De son côté, le FNDC demande "l'ouverture immédiate d'autopsies indépendantes et des comparaisons ADN" pour identifier les personnes exhumées, dans son communiqué signé par ses avocats.
Et pour cause : deux figures du FNDC ont disparu depuis plus de deux ans, rappellent-ils: Oumar Sylla, alias Foniké Menguè, et Mamadou Billo Bah, arrêtés le 9 juillet 2024, sont depuis portés disparus et plus personne n'a reçu de leurs nouvelles.

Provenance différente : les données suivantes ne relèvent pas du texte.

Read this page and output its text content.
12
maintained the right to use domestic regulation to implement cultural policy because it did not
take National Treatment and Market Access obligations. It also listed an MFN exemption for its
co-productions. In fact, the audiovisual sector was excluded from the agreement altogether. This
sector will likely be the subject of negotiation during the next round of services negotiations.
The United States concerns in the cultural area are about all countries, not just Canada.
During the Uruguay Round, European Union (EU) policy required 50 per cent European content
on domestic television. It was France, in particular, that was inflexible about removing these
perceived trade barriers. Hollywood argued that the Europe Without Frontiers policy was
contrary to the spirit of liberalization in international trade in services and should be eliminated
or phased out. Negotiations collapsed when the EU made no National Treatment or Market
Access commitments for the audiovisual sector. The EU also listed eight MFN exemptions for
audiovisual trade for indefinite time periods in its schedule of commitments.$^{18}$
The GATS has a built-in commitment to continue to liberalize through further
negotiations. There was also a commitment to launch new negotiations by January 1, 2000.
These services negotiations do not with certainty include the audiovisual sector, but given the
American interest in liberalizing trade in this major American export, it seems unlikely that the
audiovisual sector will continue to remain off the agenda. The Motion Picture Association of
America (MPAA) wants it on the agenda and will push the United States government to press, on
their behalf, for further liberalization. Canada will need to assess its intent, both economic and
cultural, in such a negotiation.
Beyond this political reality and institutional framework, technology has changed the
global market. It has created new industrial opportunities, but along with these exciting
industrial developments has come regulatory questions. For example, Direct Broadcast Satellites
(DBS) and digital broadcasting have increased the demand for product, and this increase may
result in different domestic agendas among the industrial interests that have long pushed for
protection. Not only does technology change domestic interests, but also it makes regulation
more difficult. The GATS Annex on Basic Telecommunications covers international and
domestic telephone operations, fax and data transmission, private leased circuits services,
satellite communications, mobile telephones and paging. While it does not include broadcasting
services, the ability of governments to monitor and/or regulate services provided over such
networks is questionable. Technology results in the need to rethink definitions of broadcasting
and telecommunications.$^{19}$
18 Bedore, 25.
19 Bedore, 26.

"Il ne peut être exclu que les corps découverts à Forécariah soient ceux de personnes portées disparues pour des motifs politiques, au nombre desquelles pourraient figurer MM. Foniké Menguè et Billo Bah", estiment les avocats du FNDC.
Depuis, la France a réagit. Elle a fait part "de sa vive émotion" par l'intermédiaire de son porte-parole adjoint du ministère français des Affaires étrangères. "Elle appelle à ce que l'enquête qui a été ouverte par la justice guinéenne soit menée en toute indépendance et en toute transparence", a-t-il ajouté.
Ces dernières années, plusieurs partis politiques ont été suspendus, les manifestations - interdites depuis 2022 - sont réprimées et de nombreux dirigeants de l'opposition et de la société civile ont été arrêtés, condamnés ou poussés à l'exil.